The protocol's Achilles' heel, according to WWF, is the concept of "carbon sinks" - the use of forestry to absorb carbon dioxide (CO2), the main greenhouse gas, to offset emissions.
WWF says, as well as being difficult to monitor, the use of sinks could lead to environmentally-damaging monocultures being classed as environmentally sound and do nothing to protect wildlife-rich forests.
The protocol could also give a boost to nuclear power and large hydro-electric dams which, although they do not produce CO2 and could potentially receive emissions reduction credits, are considered environmentally unsound by WWF.
"We need an up-front ban on (the use of) these technologies (under the Kyoto Protocol)," WWF's Stephan Singer said.

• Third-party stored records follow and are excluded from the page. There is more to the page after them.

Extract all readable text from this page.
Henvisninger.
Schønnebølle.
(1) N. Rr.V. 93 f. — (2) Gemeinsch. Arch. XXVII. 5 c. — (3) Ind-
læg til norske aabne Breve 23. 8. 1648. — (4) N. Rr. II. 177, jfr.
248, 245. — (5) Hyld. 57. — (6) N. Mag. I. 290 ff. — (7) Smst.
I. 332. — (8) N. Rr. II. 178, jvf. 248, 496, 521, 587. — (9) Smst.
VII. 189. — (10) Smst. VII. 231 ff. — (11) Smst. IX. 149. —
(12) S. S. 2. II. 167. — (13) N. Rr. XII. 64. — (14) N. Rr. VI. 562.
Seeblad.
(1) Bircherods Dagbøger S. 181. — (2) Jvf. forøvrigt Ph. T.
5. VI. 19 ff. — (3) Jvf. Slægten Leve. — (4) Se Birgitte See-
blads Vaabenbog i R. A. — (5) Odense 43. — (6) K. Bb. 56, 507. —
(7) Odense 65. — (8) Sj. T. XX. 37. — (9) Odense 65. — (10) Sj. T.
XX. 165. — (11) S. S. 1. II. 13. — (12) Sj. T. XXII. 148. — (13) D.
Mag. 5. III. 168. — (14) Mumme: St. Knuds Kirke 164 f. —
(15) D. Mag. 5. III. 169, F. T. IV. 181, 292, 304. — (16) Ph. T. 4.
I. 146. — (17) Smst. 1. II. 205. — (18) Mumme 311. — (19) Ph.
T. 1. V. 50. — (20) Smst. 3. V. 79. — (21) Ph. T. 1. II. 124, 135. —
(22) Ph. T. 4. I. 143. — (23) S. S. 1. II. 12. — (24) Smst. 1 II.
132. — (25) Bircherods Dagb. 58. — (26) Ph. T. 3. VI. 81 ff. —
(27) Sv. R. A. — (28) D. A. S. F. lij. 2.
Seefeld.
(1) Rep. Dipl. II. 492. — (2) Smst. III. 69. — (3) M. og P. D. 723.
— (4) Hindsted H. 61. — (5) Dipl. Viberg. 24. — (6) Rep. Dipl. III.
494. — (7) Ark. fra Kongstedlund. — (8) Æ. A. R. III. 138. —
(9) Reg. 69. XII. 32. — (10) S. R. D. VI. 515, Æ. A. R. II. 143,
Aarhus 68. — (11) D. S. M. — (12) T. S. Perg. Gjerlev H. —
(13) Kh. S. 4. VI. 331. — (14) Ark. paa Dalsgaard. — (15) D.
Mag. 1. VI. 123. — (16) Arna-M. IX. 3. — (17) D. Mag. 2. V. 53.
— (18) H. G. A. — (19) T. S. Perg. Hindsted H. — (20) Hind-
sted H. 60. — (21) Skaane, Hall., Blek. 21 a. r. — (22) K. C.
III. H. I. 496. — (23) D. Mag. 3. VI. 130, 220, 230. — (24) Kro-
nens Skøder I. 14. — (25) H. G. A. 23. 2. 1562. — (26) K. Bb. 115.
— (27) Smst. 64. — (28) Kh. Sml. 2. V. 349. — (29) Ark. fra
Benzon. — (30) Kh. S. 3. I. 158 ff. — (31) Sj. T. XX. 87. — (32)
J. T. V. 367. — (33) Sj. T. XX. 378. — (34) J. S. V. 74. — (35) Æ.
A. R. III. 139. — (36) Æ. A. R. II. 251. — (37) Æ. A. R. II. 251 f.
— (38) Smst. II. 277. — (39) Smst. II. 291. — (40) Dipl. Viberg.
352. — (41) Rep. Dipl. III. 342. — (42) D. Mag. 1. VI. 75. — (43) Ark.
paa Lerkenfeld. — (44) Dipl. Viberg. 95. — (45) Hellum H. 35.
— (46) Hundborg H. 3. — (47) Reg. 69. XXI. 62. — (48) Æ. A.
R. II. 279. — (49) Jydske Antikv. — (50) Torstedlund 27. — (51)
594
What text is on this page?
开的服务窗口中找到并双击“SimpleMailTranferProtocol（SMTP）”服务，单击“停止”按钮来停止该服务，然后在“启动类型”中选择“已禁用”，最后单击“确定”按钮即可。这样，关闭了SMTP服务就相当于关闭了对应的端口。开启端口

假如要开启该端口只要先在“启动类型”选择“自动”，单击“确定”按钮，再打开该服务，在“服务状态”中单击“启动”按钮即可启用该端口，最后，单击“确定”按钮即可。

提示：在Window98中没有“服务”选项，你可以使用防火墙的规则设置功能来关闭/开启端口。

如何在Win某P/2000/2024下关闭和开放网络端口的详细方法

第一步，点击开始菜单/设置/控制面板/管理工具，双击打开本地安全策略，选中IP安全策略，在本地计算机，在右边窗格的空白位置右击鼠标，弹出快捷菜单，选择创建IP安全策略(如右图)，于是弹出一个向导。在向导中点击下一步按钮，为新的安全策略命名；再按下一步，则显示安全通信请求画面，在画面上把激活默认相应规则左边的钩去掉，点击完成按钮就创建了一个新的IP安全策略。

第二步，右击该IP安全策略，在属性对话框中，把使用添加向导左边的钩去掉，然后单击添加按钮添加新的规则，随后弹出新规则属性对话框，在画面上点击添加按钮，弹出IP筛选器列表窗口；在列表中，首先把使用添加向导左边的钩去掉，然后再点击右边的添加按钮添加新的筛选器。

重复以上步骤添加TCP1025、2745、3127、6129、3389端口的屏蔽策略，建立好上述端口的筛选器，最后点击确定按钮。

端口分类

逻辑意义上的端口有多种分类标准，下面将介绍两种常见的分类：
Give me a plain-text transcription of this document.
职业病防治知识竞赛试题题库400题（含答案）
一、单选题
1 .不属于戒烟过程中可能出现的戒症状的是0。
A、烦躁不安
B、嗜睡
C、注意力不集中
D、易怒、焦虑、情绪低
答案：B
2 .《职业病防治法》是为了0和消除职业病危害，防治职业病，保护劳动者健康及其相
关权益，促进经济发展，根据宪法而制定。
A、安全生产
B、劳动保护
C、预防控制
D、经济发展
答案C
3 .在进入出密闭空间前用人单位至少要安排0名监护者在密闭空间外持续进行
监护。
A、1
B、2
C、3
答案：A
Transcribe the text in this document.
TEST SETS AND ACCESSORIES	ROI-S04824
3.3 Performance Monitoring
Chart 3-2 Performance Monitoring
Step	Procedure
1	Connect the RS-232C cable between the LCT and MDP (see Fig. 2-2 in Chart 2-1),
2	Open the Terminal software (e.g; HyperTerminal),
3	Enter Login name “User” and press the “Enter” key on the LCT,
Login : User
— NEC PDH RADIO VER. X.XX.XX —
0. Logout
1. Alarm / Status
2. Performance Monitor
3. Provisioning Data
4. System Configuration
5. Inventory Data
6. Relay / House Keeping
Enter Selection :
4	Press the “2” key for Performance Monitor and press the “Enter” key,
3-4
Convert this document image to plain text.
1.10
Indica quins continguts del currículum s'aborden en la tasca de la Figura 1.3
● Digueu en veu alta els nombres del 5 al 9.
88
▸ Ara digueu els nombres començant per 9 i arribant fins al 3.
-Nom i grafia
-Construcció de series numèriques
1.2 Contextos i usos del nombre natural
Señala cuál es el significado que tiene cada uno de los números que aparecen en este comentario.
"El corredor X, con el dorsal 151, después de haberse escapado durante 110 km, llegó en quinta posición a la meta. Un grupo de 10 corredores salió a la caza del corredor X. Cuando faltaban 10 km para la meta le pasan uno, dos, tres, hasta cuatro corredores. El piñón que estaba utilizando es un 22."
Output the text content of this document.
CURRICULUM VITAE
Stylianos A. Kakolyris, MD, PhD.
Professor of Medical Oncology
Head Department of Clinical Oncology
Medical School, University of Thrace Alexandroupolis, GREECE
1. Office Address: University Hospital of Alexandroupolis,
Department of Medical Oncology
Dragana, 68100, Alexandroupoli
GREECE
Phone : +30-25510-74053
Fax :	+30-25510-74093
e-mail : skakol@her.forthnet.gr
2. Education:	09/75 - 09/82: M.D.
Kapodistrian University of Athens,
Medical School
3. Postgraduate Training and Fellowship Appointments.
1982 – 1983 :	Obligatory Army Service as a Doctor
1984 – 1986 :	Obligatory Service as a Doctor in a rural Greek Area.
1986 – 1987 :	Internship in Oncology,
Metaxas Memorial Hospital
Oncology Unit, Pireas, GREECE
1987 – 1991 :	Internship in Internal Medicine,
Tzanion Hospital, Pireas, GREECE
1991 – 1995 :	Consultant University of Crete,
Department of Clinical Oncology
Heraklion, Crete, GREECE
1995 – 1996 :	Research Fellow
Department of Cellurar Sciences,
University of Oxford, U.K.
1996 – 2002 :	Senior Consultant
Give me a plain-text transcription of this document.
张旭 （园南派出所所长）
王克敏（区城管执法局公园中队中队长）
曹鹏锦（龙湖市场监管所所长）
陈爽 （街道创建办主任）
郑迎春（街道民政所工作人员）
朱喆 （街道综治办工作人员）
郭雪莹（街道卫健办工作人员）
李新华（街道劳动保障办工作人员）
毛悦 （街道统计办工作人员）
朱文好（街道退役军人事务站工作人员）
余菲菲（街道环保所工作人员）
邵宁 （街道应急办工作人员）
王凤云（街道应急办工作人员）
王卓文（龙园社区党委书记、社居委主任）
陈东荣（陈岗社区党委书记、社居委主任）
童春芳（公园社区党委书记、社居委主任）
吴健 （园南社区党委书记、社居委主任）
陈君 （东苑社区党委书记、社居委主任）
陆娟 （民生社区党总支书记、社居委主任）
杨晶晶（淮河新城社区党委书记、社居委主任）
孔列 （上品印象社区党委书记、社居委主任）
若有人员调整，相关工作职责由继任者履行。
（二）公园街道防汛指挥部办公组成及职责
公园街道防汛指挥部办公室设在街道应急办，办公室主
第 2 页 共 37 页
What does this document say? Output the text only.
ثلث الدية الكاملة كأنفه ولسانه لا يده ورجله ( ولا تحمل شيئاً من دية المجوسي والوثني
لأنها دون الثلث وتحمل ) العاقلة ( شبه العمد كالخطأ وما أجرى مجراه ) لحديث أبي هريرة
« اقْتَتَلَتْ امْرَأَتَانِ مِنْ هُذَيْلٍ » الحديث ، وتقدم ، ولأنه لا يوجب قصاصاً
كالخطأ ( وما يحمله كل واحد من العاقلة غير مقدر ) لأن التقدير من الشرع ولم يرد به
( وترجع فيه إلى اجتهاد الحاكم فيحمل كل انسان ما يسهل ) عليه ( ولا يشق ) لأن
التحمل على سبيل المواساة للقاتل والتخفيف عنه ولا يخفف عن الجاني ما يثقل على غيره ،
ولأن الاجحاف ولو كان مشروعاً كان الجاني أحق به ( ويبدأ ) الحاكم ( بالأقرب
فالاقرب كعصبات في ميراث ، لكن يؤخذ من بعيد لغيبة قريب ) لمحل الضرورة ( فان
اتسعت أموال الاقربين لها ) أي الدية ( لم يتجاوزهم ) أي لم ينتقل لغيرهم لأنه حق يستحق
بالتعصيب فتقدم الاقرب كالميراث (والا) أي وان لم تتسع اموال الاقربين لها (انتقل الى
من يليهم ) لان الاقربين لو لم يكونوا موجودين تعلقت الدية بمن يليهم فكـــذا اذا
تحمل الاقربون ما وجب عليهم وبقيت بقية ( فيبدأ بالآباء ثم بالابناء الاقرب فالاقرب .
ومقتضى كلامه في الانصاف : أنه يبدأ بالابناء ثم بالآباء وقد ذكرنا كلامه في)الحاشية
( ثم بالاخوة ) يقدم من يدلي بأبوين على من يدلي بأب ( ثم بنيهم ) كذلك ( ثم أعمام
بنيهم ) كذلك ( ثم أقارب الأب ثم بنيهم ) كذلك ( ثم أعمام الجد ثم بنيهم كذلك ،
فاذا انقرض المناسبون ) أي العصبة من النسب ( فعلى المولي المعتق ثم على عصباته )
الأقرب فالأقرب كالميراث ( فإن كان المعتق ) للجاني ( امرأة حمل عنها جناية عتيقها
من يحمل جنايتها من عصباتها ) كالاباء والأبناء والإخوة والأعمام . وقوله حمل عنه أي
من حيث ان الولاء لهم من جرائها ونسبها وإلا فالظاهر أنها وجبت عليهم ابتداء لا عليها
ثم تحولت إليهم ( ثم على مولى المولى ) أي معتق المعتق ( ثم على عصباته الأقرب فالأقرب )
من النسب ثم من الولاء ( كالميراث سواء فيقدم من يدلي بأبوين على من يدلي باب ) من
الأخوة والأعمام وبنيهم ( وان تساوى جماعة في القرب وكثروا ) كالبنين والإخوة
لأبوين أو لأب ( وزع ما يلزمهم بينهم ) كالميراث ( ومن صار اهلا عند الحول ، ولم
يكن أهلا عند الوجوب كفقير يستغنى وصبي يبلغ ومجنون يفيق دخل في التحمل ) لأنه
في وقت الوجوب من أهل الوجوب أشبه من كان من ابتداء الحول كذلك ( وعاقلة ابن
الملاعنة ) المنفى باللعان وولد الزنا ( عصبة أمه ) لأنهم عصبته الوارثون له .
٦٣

Another potential loophole, the group says, is "emissions trading" where a country that has reduced its emissions beyond its target can sell the "extra" pollution it has saved to a country that has not met its goal.
WWF wants both buyers and sellers of emissions credits to be made legally liable in case their certificates are found not to represent a genuine emission reduction.
It also wants a restriction on the amount of credits that can be sold by Russia and the Ukraine, whose industrial decline during the 1990s means they will have plenty of spare "hot air". "We have never been opposed to the system of (emissions) trading but we are opposed to buying hot air and trading in sinks," Singer said.